Carlos Lopes, nouveau secrétaire général de la CEA, a affirmé que son organisation est «très attentive à la consolidation de l’intérêt du Maroc pour les échanges avec les autres pays africains»

- L’Economiste: Vous avez passé deux jours au Maroc. Quel est l’objet de cette visite?
- Carlos Lopes: J’ai entamé une tournée dans un certain nombre de pays clés, pour pouvoir m’entretenir avec les responsables sur l’agenda de la réunion des ministres à Abidjan. Le Maroc était dans mon programme pour plusieurs raisons. D’abord, nous avons un bureau sous-régional pour le Maghreb basé à Rabat. C’est la première fois que j’ai l’occasion de voir son personnel. C’est aussi l’occasion pour recueillir les avis des responsables marocains sur nos orientations.

- Quel rôle peut jouer le Maroc dans la nouvelle orientation de la CEA?
- D’abord, il s’agit d’un pays qui a beaucoup investi, à travers le Haut commissariat au plan, dans la prospective et dans l’appareil statistique. Et nous voulons mettre cette expérience au profit des autres pays africains. Le Maroc peut également bénéficier des investissements de la CEA dans des technologies concernant la collecte des données par téléphone. C’est une relation gagnant-gagnant. Au-delà des statistiques, nous avons identifié plusieurs secteurs clés. Cette année nous allons donner la priorité aux politiques industrielles. Et ça serait intéressant pour le Maroc de mieux cerner, à travers l’étude que nous allons publier le mois prochain, comment 10 chaînes de valeur africaines ont évolué.

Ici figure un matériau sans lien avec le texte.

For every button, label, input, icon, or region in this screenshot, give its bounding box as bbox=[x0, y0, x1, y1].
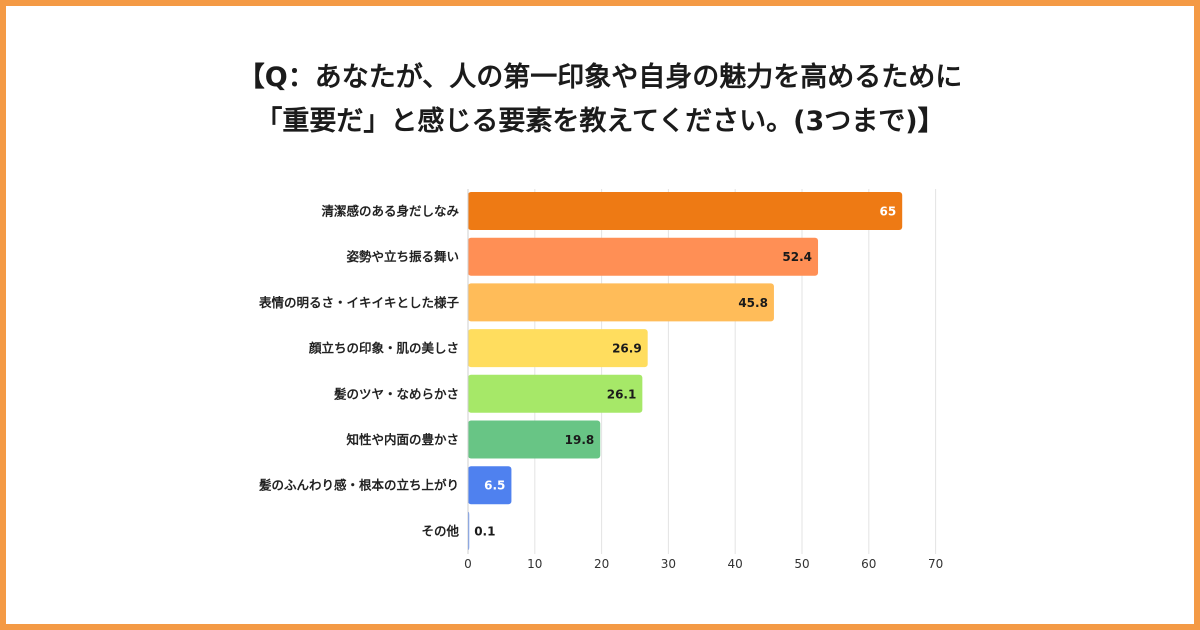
x-tick-label: 40 bbox=[728, 557, 743, 571]
x-tick-label: 70 bbox=[928, 557, 943, 571]
category-label: 姿勢や立ち振る舞い bbox=[346, 249, 459, 264]
bar bbox=[468, 374, 643, 413]
category-label: 顔立ちの印象・肌の美しさ bbox=[308, 341, 459, 356]
category-label: その他 bbox=[421, 523, 459, 538]
category-label: 髪のふんわり感・根本の立ち上がり bbox=[258, 478, 459, 493]
data-label: 65 bbox=[879, 205, 896, 219]
chart-title: 【Q：あなたが、人の第一印象や自身の魅力を高めるために 「重要だ」と感じる要素を… bbox=[0, 56, 1200, 144]
data-label: 45.8 bbox=[738, 296, 768, 310]
x-tick-label: 0 bbox=[464, 557, 472, 571]
title-line-1: 【Q：あなたが、人の第一印象や自身の魅力を高めるために bbox=[237, 62, 963, 93]
bar bbox=[468, 329, 648, 368]
category-label: 表情の明るさ・イキイキとした様子 bbox=[258, 295, 460, 310]
category-label: 清潔感のある身だしなみ bbox=[321, 204, 459, 219]
data-label: 26.9 bbox=[612, 342, 642, 356]
x-tick-label: 30 bbox=[661, 557, 676, 571]
data-label: 26.1 bbox=[607, 387, 637, 401]
category-label: 髪のツヤ・なめらかさ bbox=[333, 386, 459, 401]
data-label: 6.5 bbox=[484, 479, 505, 493]
x-tick-label: 50 bbox=[794, 557, 809, 571]
data-label: 52.4 bbox=[782, 250, 812, 264]
title-line-2: 「重要だ」と感じる要素を教えてください。(3つまで)】 bbox=[255, 106, 945, 137]
bar bbox=[468, 283, 774, 322]
x-tick-label: 20 bbox=[594, 557, 609, 571]
data-label: 19.8 bbox=[565, 433, 595, 447]
data-label: 0.1 bbox=[474, 524, 495, 538]
bar bbox=[468, 466, 512, 505]
bar bbox=[468, 192, 903, 230]
x-tick-label: 10 bbox=[527, 557, 542, 571]
bar bbox=[468, 237, 819, 276]
bar bbox=[468, 420, 601, 459]
x-tick-label: 60 bbox=[861, 557, 876, 571]
category-label: 知性や内面の豊かさ bbox=[345, 432, 459, 447]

- Dans votre nouvelle stratégie, vous avez insisté sur l’importance de l’intégration régionale, alors qu’au niveau du Maghreb, l’UMA n’arrive toujours pas à décoller…
- L’impression que j’ai est que la plupart des communautés régionales ont besoin d’être boostées avec des études techniques plus poussées. Je pense que la CEA doit avoir une contribution pour étoffer les discussions par des caractéristiques plus techniques. C’est facile de créer une zone de libre-échange, mais sans une harmonisation des douanes et des règles d’origine, ça n’ira pas loin. Donc, nous devons nous concentrer sur ces points techniques qui permettent de montrer que cet agenda est sur de bonnes bases. C’est à ce moment qu’il faut élever le débat au niveau politique, et non pas le contraire.

Corruption

Le décollage des flux d’investissements vers l’Afrique continue de buter contre certains freins, notamment la corruption, la bureaucratie et l’instabilité politique. Mais pour le secrétaire général de la CEA, il s’agit d’abord d’un problème de perception. Néanmoins, des actions seront mises en œuvre, notamment pour lutter contre le trafic illicite des capitaux entre l’Afrique et le reste du monde.